5%, 10%, 20% profit days
How can you generate 5%, 10%, 20% profit days. Well, it depends on your trading system, win rate, reward risk ratio,etc. Assuming your trade is a winner, then you can structure it all sorts of ways.
If you risk 1% per trade, with a 40 pip stop loss, then you can generate a 5% return in one day if you capture 200 pips out of the market.
If you risk 2% per trade, with a 40 pip stop loss, then you can generate a 10% gain if you capture 200 pips out of the market.
If you risk 5% per trade, with a 30 pip stop loss, then you can generate a 20% gain if you capture 150 pips out of the market.
If you risk 10% per trade, with a 40 pip stop loss, then you can generate 20% gain if you capture 80 pips out of the market.
The question is how much risk are you prepared to tolerate? Most people cannot stomach large potential drawdowns.
If you remember in the Paul Tudor Jones documentary, there was one day where PTJ was down 5% in one day or $5 million dollars. Chances are there was someone on the other side of his trade that made that $5 million. Also PTJ talked to his buddy who was a trader as well on that day, and he had a “10% day” – aka a 10% trading return for one days worth of work. Looks like he captured a volatility explosion.
50%, 100% Return Trades
It is generally difficult to have 50%, or 100% return trading days, and you should definitively not expect it to happen every day. It usually only happens a few times over the course of someones trading career spanning a few decades.
Paul Tudor Jones doubled his money during the 1987 stock market crash. If the stock indexes dropped 30% and PTJ was leveraged 3:1, then he could of generated close to a 100% return within that one day.
Most of the time, however, you are not going to generate 50%, or 100% trading gains all within one day. They typically need to be some sort of swing trade or global macro move.

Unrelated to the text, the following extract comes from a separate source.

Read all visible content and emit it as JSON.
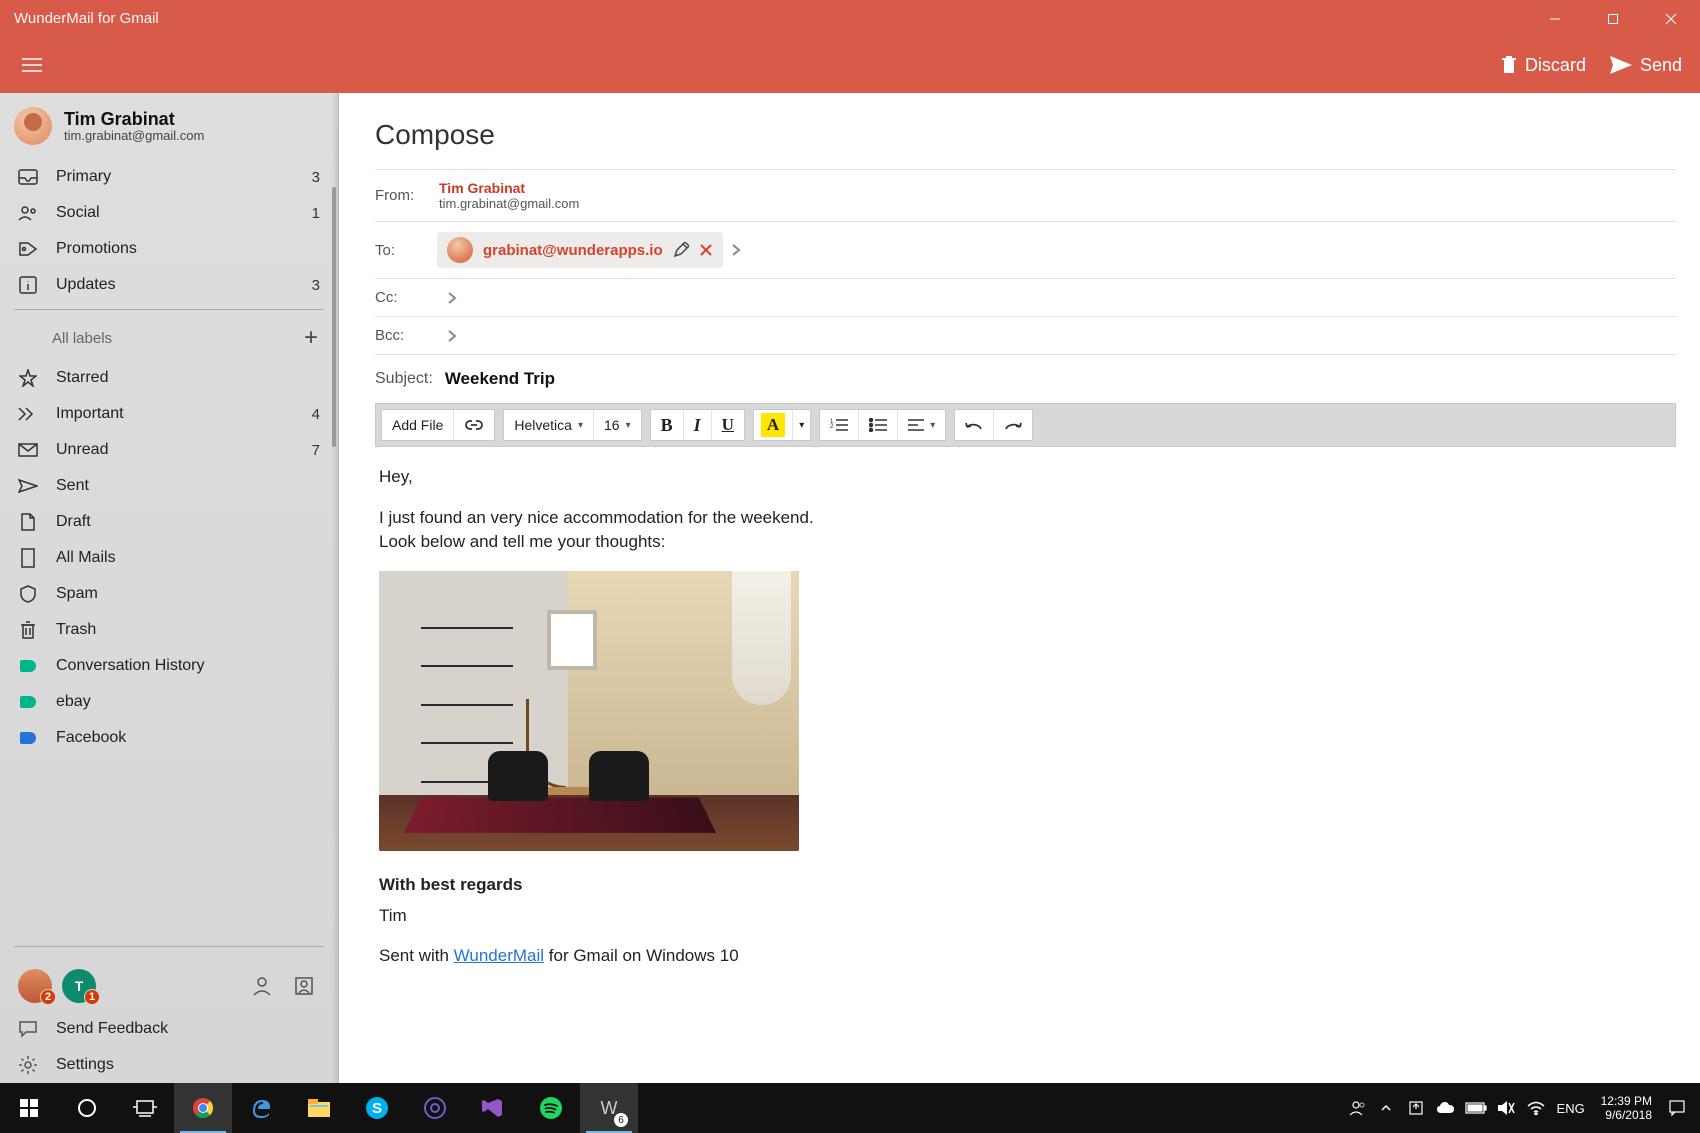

If you risk 10% on a trade, with a 100 pip stop loss, then you can generate a 50% gain if you capture 500 pips.
If you risk 10% on a trade, with a 50 pip stop loss, then you can generate a 100% gain if you capture 500 pips
If you risk 2% on a trade, with a 30 pip stop loss, then you can generate a 50% return if you capture 750 pips.
Who would be crazy enough to risk 10% per trade? You are right, that is extremely high leverage and trading risk. Which is why you do not use it on every single trade.

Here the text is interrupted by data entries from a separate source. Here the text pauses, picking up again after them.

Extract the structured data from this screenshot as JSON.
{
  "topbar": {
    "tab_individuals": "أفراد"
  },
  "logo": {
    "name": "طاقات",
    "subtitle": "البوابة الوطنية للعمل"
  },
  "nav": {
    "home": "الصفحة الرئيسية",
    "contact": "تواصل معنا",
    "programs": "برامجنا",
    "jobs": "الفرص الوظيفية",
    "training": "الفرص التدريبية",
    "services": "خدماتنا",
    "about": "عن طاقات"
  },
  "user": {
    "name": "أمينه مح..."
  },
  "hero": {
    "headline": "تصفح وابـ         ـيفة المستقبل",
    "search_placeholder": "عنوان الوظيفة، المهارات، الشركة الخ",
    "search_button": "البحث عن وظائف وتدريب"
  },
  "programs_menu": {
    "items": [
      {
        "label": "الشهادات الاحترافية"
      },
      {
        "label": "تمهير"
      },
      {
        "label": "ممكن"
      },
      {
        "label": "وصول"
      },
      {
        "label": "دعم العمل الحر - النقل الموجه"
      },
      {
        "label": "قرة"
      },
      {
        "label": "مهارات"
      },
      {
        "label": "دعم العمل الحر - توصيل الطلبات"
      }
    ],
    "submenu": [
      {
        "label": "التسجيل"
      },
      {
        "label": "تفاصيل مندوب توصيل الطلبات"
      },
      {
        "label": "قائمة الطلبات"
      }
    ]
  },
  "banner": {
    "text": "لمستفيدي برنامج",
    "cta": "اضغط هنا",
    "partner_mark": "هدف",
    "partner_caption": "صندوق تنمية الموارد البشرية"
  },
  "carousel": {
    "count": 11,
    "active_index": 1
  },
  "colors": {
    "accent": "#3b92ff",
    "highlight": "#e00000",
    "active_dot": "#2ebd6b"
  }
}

You need to earn the right to go for the jugular by racking up some trading gains from earlier in the year. Then if you spot a great opportunity using order flow, liquidity, sentiment, sensitivity, news, and global macro research, then you can go for the jugular and risk a larger percentage of your account.
When George Soros broke the Bank of England, he risked anywhere from 5-12% of his fund on that single trade. He had racked up some profit from earlier in the year, so if he lost the trade, he would of still shown a profit for the year or broken even.
The greatest traders and most profitable traders in the world are discretionary traders. Hence the reason why in the trading profit ladder I have the discretionary macro trader at the top of the list. There are some very wealthy quants of course, but I don’t like to use a lot of math. I like to keep things simple in ways that I can understand. And once you understand global macro, order flow and liquidity, and how people perceive the information, a lot of things start falling into place.
And that is one of the big benefits of being a global macro trader. You do not place lightning fast and numerous trades for small profit like the quants do.
One of the huge benefits of a discretionary trader is that you can experience the joy of having a few trades during the year where everything just seems to line up and you have a nice killer trade with a reward:risk ratio of greater than 10:1. Chances are that you are pyramiding into that position as well to juice the returns. Discretionary order flow and global macro traders have that ability because their trading systems are not just based on simple moving average crossover rules. They can analyze the market, sentiment, news, global macro, and of course themselves. The discretionary trader tends to be more involved with the markets and can therefore achieve a greater harmony with the order flow and information flow than other mechanical traders.
And if they nail a few nice trades during they year they can experience high double digit and triple digit percentage returns. Such are the joys of a discretionary macro trader that has a good year.